Portfolio inflows to Nigeria jumped since last month’s presidential elections, easing pressure on the currency of Africa’s biggest oil producer, according to the central bank.
“There is more confidence that the economy will grow as the outlook of foreign investors is very upbeat,” Emmanuel Ukeje, director of financial markets in Abuja at the Central Bank of Nigeria, said in an e-mailed response to questions on Monday. “The inflows will be sustained.”
Nigerian bonds and equities surged after President Goodluck Jonathan conceded defeat to former military ruler Muhammadu Buhari following the March 28 and 29 vote, soothing investors’ concerns about a disputed result in a country with a history of election-related violence.
The Nigerian Stock Exchange All Share Index rose for a third day on Monday to the highest since April 2 as the country’s capital markets recover from an almost 50 percent drop in Brent crude prices since the end of June. The naira has fallen 18 percent against the dollar in that period, while average local-currency bond yields have climbed more than 320 basis points to more than 15 percent.
Buhari’s All Progressives Congress beat Jonathan’s Peoples Democratic Party, in power since the end of army rule in 1999, by 15.4 million votes to 12.9 million in a vote described by the European Union as generally peaceful and fair.
“It is expected that the pressure on the naira will abate following the peaceful conclusion of elections,” Ukeje said. “Although other contending factors like low oil prices in the international market still affect the availability of foreign exchange, the pressure should now reduce.”

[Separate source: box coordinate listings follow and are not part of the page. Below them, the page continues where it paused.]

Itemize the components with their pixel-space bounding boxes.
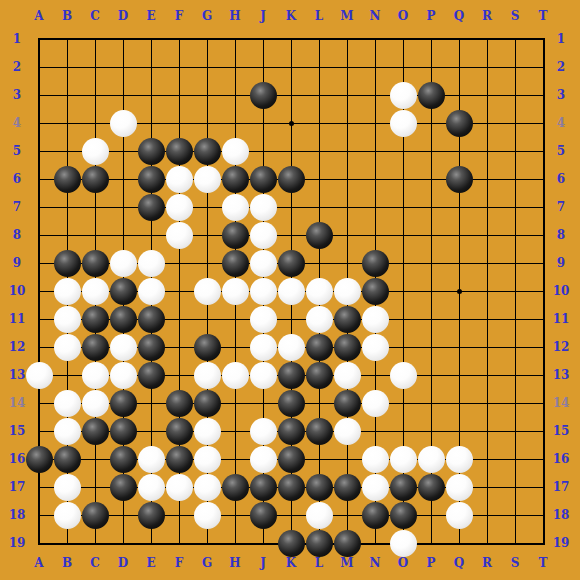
black-stone xyxy=(82,502,109,529)
white-stone xyxy=(26,362,53,389)
white-stone xyxy=(166,194,193,221)
black-stone xyxy=(138,166,165,193)
black-stone xyxy=(138,362,165,389)
column-label: G xyxy=(195,9,219,23)
column-label: A xyxy=(27,556,51,570)
white-stone xyxy=(194,474,221,501)
black-stone xyxy=(110,306,137,333)
white-stone xyxy=(138,250,165,277)
column-label: P xyxy=(419,556,443,570)
column-label: O xyxy=(391,9,415,23)
black-stone xyxy=(194,334,221,361)
black-stone xyxy=(250,474,277,501)
black-stone xyxy=(54,166,81,193)
column-label: K xyxy=(279,9,303,23)
white-stone xyxy=(334,418,361,445)
black-stone xyxy=(418,474,445,501)
column-label: L xyxy=(307,9,331,23)
black-stone xyxy=(306,222,333,249)
column-label: S xyxy=(503,9,527,23)
column-label: T xyxy=(531,9,555,23)
black-stone xyxy=(166,390,193,417)
white-stone xyxy=(250,334,277,361)
white-stone xyxy=(194,446,221,473)
white-stone xyxy=(362,446,389,473)
white-stone xyxy=(194,362,221,389)
white-stone xyxy=(138,278,165,305)
row-label: 1 xyxy=(549,32,573,46)
row-label: 2 xyxy=(549,60,573,74)
column-label: P xyxy=(419,9,443,23)
row-label: 12 xyxy=(549,340,573,354)
black-stone xyxy=(278,446,305,473)
black-stone xyxy=(54,446,81,473)
column-label: M xyxy=(335,9,359,23)
black-stone xyxy=(334,530,361,557)
white-stone xyxy=(306,278,333,305)
white-stone xyxy=(446,502,473,529)
white-stone xyxy=(278,334,305,361)
white-stone xyxy=(82,138,109,165)
black-stone xyxy=(278,362,305,389)
row-label: 8 xyxy=(5,228,29,242)
black-stone xyxy=(82,418,109,445)
column-label: G xyxy=(195,556,219,570)
black-stone xyxy=(362,278,389,305)
row-label: 13 xyxy=(549,368,573,382)
row-label: 18 xyxy=(5,508,29,522)
white-stone xyxy=(110,250,137,277)
black-stone xyxy=(138,306,165,333)
row-label: 5 xyxy=(549,144,573,158)
row-label: 11 xyxy=(549,312,573,326)
column-label: N xyxy=(363,9,387,23)
column-label: T xyxy=(531,556,555,570)
white-stone xyxy=(222,362,249,389)
column-label: B xyxy=(55,556,79,570)
row-label: 19 xyxy=(549,536,573,550)
black-stone xyxy=(138,334,165,361)
white-stone xyxy=(82,362,109,389)
white-stone xyxy=(82,278,109,305)
row-label: 8 xyxy=(549,228,573,242)
column-label: M xyxy=(335,556,359,570)
white-stone xyxy=(110,334,137,361)
black-stone xyxy=(446,110,473,137)
column-label: K xyxy=(279,556,303,570)
row-label: 15 xyxy=(5,424,29,438)
white-stone xyxy=(166,222,193,249)
black-stone xyxy=(250,166,277,193)
black-stone xyxy=(362,502,389,529)
star-point xyxy=(289,121,294,126)
black-stone xyxy=(82,334,109,361)
white-stone xyxy=(418,446,445,473)
row-label: 7 xyxy=(549,200,573,214)
white-stone xyxy=(194,166,221,193)
black-stone xyxy=(110,418,137,445)
row-label: 6 xyxy=(5,172,29,186)
row-label: 15 xyxy=(549,424,573,438)
black-stone xyxy=(250,82,277,109)
column-label: N xyxy=(363,556,387,570)
row-label: 18 xyxy=(549,508,573,522)
white-stone xyxy=(54,418,81,445)
black-stone xyxy=(278,166,305,193)
white-stone xyxy=(138,474,165,501)
column-label: E xyxy=(139,556,163,570)
white-stone xyxy=(250,250,277,277)
white-stone xyxy=(278,278,305,305)
black-stone xyxy=(278,250,305,277)
row-label: 3 xyxy=(549,88,573,102)
black-stone xyxy=(222,222,249,249)
column-label: H xyxy=(223,9,247,23)
row-label: 17 xyxy=(549,480,573,494)
black-stone xyxy=(110,446,137,473)
row-label: 4 xyxy=(5,116,29,130)
black-stone xyxy=(222,250,249,277)
white-stone xyxy=(446,474,473,501)
white-stone xyxy=(222,278,249,305)
white-stone xyxy=(110,362,137,389)
black-stone xyxy=(278,530,305,557)
white-stone xyxy=(362,334,389,361)
row-label: 10 xyxy=(549,284,573,298)
column-label: C xyxy=(83,9,107,23)
white-stone xyxy=(334,278,361,305)
black-stone xyxy=(194,138,221,165)
row-label: 9 xyxy=(549,256,573,270)
black-stone xyxy=(222,474,249,501)
white-stone xyxy=(54,474,81,501)
column-label: H xyxy=(223,556,247,570)
black-stone xyxy=(166,418,193,445)
white-stone xyxy=(362,390,389,417)
black-stone xyxy=(166,446,193,473)
row-label: 17 xyxy=(5,480,29,494)
white-stone xyxy=(166,474,193,501)
column-label: D xyxy=(111,556,135,570)
black-stone xyxy=(166,138,193,165)
white-stone xyxy=(390,82,417,109)
column-label: R xyxy=(475,556,499,570)
white-stone xyxy=(390,362,417,389)
white-stone xyxy=(54,278,81,305)
white-stone xyxy=(446,446,473,473)
row-label: 14 xyxy=(549,396,573,410)
black-stone xyxy=(306,530,333,557)
black-stone xyxy=(250,502,277,529)
white-stone xyxy=(250,362,277,389)
column-label: J xyxy=(251,9,275,23)
row-label: 2 xyxy=(5,60,29,74)
black-stone xyxy=(82,166,109,193)
row-label: 6 xyxy=(549,172,573,186)
white-stone xyxy=(222,194,249,221)
white-stone xyxy=(390,446,417,473)
white-stone xyxy=(82,390,109,417)
row-label: 4 xyxy=(549,116,573,130)
column-label: S xyxy=(503,556,527,570)
white-stone xyxy=(390,110,417,137)
white-stone xyxy=(194,502,221,529)
column-label: L xyxy=(307,556,331,570)
white-stone xyxy=(54,502,81,529)
row-label: 16 xyxy=(549,452,573,466)
white-stone xyxy=(306,306,333,333)
white-stone xyxy=(250,222,277,249)
column-label: E xyxy=(139,9,163,23)
black-stone xyxy=(138,502,165,529)
row-label: 11 xyxy=(5,312,29,326)
black-stone xyxy=(362,250,389,277)
black-stone xyxy=(306,362,333,389)
column-label: Q xyxy=(447,9,471,23)
black-stone xyxy=(278,474,305,501)
column-label: D xyxy=(111,9,135,23)
black-stone xyxy=(390,502,417,529)
go-board[interactable]: AABBCCDDEEFFGGHHJJKKLLMMNNOOPPQQRRSSTT11… xyxy=(0,0,580,580)
column-label: F xyxy=(167,9,191,23)
white-stone xyxy=(54,306,81,333)
column-label: F xyxy=(167,556,191,570)
black-stone xyxy=(306,474,333,501)
black-stone xyxy=(390,474,417,501)
white-stone xyxy=(390,530,417,557)
black-stone xyxy=(194,390,221,417)
black-stone xyxy=(138,138,165,165)
black-stone xyxy=(110,390,137,417)
row-label: 12 xyxy=(5,340,29,354)
black-stone xyxy=(446,166,473,193)
black-stone xyxy=(306,418,333,445)
black-stone xyxy=(418,82,445,109)
star-point xyxy=(457,289,462,294)
white-stone xyxy=(362,306,389,333)
white-stone xyxy=(250,446,277,473)
white-stone xyxy=(110,110,137,137)
column-label: J xyxy=(251,556,275,570)
black-stone xyxy=(334,306,361,333)
black-stone xyxy=(82,250,109,277)
white-stone xyxy=(138,446,165,473)
white-stone xyxy=(334,362,361,389)
column-label: Q xyxy=(447,556,471,570)
column-label: B xyxy=(55,9,79,23)
column-label: A xyxy=(27,9,51,23)
white-stone xyxy=(54,334,81,361)
row-label: 1 xyxy=(5,32,29,46)
row-label: 19 xyxy=(5,536,29,550)
column-label: O xyxy=(391,556,415,570)
black-stone xyxy=(110,278,137,305)
white-stone xyxy=(194,418,221,445)
row-label: 9 xyxy=(5,256,29,270)
black-stone xyxy=(110,474,137,501)
row-label: 5 xyxy=(5,144,29,158)
white-stone xyxy=(306,502,333,529)
black-stone xyxy=(82,306,109,333)
white-stone xyxy=(250,418,277,445)
black-stone xyxy=(306,334,333,361)
white-stone xyxy=(194,278,221,305)
row-label: 14 xyxy=(5,396,29,410)
black-stone xyxy=(138,194,165,221)
white-stone xyxy=(250,194,277,221)
column-label: R xyxy=(475,9,499,23)
black-stone xyxy=(222,166,249,193)
black-stone xyxy=(54,250,81,277)
row-label: 3 xyxy=(5,88,29,102)
row-label: 10 xyxy=(5,284,29,298)
black-stone xyxy=(334,334,361,361)
black-stone xyxy=(26,446,53,473)
white-stone xyxy=(250,306,277,333)
white-stone xyxy=(250,278,277,305)
black-stone xyxy=(334,390,361,417)
black-stone xyxy=(278,418,305,445)
white-stone xyxy=(362,474,389,501)
row-label: 7 xyxy=(5,200,29,214)
column-label: C xyxy=(83,556,107,570)
white-stone xyxy=(166,166,193,193)
white-stone xyxy=(222,138,249,165)
black-stone xyxy=(278,390,305,417)
black-stone xyxy=(334,474,361,501)
white-stone xyxy=(54,390,81,417)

The naira rose less than 0.1 percent to 199.05 at 4:12 p.m. in Lagos. The central bank has been trying to bolster the currency since last year by limiting foreign-exchange trading and selling down its foreign reserves. The reserves stood at $29.6 billion on April 9, central bank data show. That’s the lowest in at least a decade, according to HSBC Holdings Plc.
The restrictions have left the currency overvalued and deterred some foreign investors from re-entering the country, according to fund managers including M&G Ltd., BlackRock Inc. and Investec Asset Management.
The central bank hasn’t decided whether to remove them now that the presidential and local elections, held on April 11, are over, said Ukeje.
“Our future responses would be premised on our judgment of where things stand in these markets vis-a-vis our objective of maintaining stability,” Ukeje said. “The bank is currently satisfied with the interventions at the interbank market and the stability in the foreign exchange market.”